Мало того, и русский царь, и русская Церковь были для Тютчева лишь эмблемами, и поклонялся он им тоже именно как эмблемам. А эмпирически не любил и не ценил их: не случайно о Николае I он написал самое жесткое из всего, что о нем писали. Так что Бродский совершенно несправедливо попрекал Тютчева, что, мол, тот “лизал сапоги своему государю”. Че-пу-ха. Если и лизал, то эмблеме. А эмпирически скорее бесился — даже яростней Чернышевского.


Ницше остроумно называл ученых-технократов мельниками.


5 августа, вторник.

Позавчера ближе к полуночи умер Александр Солженицын.


То есть с воскресенья на понедельник. В понедельник с утра позвонила из Поленова Нат. Грамолина и сообщила, что сейчас вот по телевизору…

В начале 90-х Е. Р. сказал, что мне в этой стране ничего не светит, потому что я дружу с Солженицыным и хожу в церковь. Зато теперь, видимо, пришел “мой час”: второй день обрывают телефон радио и газеты (первыми позвонили с “Радонежа”). А что скажешь? Умер последний великий русский — больше таких не будет.


В субботу вечерня в бёховском храме; среди подвявших с Троицы березок лучи закатного солнца с другого окского берега — сквозь двери — золотыми полосами доходили до алтаря; и сновали над ними ласточки, свившие в куполе гнездо.

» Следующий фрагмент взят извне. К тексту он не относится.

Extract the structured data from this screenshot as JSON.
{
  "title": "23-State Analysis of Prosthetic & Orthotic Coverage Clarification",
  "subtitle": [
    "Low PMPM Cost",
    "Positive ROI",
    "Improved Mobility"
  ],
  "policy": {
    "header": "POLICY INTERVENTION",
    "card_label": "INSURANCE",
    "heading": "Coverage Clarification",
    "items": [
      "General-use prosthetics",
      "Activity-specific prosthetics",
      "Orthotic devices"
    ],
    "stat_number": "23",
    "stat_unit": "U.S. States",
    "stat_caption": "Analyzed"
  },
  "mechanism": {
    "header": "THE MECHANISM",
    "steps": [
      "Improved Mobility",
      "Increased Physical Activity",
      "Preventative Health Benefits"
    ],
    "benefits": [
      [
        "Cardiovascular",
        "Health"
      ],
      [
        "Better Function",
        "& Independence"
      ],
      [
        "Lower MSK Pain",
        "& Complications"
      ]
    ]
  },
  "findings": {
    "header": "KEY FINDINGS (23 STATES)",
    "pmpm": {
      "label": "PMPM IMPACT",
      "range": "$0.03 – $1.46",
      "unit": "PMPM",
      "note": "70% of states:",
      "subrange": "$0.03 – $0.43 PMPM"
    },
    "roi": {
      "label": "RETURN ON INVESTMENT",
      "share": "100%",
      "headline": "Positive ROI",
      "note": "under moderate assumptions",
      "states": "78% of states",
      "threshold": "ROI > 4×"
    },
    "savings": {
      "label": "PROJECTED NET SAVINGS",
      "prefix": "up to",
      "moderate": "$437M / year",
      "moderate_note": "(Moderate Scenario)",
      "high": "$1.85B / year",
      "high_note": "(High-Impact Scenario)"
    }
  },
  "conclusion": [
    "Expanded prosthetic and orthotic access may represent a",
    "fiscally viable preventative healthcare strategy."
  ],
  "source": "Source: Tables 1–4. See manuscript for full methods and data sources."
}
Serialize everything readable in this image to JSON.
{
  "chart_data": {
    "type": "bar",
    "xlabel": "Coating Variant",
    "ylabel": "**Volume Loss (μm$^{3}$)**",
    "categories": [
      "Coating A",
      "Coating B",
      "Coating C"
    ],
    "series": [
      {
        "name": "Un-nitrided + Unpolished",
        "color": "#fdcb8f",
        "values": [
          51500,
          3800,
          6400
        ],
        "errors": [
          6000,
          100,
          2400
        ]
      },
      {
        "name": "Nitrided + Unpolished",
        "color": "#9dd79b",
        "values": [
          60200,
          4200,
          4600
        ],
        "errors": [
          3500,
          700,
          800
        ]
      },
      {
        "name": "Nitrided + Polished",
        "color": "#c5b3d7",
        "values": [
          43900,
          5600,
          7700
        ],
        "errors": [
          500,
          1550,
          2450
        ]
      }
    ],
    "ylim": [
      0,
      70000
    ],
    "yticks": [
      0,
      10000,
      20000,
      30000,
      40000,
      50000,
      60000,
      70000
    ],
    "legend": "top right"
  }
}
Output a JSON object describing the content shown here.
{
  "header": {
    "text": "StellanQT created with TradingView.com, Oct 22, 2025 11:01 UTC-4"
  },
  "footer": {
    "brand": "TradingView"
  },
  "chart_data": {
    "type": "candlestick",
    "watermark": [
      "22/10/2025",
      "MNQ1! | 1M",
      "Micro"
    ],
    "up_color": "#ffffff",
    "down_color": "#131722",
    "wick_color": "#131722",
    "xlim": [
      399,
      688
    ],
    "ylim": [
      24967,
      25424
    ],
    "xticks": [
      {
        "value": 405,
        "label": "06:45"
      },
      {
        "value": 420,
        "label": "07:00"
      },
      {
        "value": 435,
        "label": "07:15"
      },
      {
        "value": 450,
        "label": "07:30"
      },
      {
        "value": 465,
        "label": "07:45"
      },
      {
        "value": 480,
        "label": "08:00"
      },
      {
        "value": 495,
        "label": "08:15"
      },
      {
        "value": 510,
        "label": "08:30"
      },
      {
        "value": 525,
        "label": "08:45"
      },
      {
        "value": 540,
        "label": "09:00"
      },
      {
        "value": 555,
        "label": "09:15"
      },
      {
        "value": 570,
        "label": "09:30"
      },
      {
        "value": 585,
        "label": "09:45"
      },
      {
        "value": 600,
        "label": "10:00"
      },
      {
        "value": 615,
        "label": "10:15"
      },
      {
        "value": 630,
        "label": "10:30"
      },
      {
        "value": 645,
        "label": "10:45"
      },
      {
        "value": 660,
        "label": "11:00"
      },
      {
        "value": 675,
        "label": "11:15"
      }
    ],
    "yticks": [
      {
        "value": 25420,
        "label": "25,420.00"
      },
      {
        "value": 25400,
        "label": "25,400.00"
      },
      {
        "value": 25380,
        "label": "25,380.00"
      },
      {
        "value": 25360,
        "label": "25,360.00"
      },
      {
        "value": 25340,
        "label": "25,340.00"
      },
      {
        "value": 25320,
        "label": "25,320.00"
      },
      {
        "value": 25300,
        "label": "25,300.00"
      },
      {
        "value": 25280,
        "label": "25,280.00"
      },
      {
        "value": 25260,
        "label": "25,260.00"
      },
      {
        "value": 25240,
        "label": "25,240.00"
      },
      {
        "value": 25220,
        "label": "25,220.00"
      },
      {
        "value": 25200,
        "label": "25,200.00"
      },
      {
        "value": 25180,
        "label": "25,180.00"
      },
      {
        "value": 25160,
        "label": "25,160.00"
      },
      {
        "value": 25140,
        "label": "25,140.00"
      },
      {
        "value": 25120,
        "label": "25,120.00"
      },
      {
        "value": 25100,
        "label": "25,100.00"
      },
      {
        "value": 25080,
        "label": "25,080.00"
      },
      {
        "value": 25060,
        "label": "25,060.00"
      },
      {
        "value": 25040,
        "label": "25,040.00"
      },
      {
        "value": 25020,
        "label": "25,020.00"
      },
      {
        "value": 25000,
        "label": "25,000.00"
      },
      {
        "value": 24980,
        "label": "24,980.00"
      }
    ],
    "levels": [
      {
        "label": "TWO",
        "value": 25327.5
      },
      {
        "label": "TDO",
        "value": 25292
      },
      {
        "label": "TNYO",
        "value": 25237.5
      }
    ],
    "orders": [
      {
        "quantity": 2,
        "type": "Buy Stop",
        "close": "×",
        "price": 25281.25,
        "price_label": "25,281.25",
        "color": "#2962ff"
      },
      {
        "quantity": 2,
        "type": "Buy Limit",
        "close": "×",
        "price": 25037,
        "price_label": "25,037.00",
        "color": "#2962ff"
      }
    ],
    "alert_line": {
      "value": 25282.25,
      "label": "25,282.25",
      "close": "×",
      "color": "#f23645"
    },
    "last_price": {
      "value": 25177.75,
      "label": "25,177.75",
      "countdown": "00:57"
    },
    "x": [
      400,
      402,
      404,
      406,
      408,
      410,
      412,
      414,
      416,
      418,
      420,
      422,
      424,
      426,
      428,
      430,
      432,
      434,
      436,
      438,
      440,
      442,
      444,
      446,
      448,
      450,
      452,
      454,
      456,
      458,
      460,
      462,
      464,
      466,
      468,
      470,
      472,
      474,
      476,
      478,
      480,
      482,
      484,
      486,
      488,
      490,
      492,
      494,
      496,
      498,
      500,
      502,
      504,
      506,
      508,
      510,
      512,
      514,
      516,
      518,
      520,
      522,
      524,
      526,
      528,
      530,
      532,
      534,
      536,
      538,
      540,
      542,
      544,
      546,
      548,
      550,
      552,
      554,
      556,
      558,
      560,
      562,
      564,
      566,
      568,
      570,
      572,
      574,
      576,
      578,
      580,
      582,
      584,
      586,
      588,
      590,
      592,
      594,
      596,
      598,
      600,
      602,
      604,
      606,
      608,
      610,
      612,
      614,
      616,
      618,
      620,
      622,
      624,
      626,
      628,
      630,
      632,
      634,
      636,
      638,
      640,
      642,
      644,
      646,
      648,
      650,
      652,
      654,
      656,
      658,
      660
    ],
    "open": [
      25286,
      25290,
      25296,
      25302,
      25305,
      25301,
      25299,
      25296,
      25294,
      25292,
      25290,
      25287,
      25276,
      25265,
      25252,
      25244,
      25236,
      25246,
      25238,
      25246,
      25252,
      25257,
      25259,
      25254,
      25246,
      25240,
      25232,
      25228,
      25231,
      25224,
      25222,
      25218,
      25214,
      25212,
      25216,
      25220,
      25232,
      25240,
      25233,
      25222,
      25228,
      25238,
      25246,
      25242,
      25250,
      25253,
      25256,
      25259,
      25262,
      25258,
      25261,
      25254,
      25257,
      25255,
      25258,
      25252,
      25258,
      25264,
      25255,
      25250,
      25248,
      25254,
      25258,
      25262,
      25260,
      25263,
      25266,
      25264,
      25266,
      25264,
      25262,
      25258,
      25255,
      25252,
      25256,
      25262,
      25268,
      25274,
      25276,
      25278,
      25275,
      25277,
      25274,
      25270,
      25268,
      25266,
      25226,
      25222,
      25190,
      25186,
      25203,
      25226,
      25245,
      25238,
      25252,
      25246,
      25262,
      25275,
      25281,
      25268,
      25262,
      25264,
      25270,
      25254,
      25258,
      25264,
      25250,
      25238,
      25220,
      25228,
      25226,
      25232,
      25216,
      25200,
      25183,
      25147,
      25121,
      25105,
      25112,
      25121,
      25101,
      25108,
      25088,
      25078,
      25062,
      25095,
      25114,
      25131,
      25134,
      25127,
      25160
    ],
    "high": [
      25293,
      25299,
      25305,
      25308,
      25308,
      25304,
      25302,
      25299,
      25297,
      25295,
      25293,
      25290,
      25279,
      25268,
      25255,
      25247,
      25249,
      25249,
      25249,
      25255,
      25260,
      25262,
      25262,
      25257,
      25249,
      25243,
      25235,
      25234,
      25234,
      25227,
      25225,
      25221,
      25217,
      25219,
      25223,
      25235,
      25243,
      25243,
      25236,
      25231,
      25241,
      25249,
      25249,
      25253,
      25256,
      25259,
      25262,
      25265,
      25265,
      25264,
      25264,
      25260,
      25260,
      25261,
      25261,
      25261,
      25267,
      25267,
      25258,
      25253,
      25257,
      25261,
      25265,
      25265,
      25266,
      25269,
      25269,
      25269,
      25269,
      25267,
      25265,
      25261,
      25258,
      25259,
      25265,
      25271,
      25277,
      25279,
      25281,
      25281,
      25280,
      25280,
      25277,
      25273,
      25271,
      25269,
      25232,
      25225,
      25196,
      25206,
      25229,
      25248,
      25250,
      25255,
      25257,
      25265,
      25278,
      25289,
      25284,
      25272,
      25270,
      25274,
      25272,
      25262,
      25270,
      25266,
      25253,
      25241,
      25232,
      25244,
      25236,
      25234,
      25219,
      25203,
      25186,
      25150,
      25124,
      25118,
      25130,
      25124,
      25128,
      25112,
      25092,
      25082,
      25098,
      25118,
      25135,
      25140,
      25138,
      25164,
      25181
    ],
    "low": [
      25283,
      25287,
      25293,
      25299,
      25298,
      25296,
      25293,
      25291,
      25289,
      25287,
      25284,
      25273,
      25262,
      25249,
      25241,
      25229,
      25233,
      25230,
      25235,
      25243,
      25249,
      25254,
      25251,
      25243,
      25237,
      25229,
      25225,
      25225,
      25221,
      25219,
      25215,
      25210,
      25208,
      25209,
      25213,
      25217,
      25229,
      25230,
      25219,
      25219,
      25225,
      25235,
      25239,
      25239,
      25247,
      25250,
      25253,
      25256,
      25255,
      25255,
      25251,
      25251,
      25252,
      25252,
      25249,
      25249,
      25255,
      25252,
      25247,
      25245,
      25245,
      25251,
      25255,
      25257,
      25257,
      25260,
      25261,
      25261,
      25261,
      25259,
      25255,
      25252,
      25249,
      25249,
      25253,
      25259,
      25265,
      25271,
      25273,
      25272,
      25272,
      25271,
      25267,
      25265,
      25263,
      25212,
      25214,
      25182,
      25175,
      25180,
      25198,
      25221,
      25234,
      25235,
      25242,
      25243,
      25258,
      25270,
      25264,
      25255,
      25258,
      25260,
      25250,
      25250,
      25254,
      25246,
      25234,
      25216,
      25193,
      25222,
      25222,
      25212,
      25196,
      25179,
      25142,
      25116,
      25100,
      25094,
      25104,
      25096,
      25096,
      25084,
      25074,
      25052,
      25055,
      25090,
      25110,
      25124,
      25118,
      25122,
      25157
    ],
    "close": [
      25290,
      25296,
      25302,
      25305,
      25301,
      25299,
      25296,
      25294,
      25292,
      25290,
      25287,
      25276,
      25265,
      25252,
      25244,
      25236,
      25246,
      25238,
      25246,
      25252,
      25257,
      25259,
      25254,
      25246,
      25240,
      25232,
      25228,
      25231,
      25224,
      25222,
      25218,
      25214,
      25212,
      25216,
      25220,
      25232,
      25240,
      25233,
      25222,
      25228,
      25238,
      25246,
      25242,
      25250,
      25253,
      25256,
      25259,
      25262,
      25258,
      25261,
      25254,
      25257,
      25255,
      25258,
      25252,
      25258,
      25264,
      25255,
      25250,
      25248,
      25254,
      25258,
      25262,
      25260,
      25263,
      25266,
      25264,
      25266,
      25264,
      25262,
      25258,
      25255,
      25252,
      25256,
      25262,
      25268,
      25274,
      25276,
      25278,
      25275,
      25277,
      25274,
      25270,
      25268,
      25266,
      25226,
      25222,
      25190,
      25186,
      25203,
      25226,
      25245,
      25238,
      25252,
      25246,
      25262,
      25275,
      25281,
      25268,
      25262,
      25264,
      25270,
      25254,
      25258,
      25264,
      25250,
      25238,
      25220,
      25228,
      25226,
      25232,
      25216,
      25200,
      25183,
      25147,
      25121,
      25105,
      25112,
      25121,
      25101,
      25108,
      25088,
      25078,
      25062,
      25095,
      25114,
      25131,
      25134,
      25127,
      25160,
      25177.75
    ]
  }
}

В воскресенье в Шахматове — после четырех лет… Очень все преобразилось, похорошело. Но вдруг — еще по дороге — опустилось чуть не до земли серое безнадежное марево, и пошел въедливый долгосрочный дождь (а я был одет по-летнему). Мы отогревались в еще не достроенном строении — пили, ели, и было славно. Когда уходили мимо лавочек и дощатой сцены, несколько наиболее стойких и дождеустойчивых ценителей изящной словесности там еще гужевались. Стойко сидел на стуле блоковед Лесневский, и какая-то юная стихослагательница с мокрыми рыжими ниже плеч волосами, в штанах до колен, с толстыми икрами завывала, раскинув и вывернув ладонями вперед руки:

Ты мне шептала: моя, моя!

Я отвечала: твоя, твоя!

…То, за что “демократы” 90-х меня блокировали, теперь доносится отовсюду, со всех каналов: “великий писатель”, “великий мыслитель”, “великий государственный деятель” (Путин).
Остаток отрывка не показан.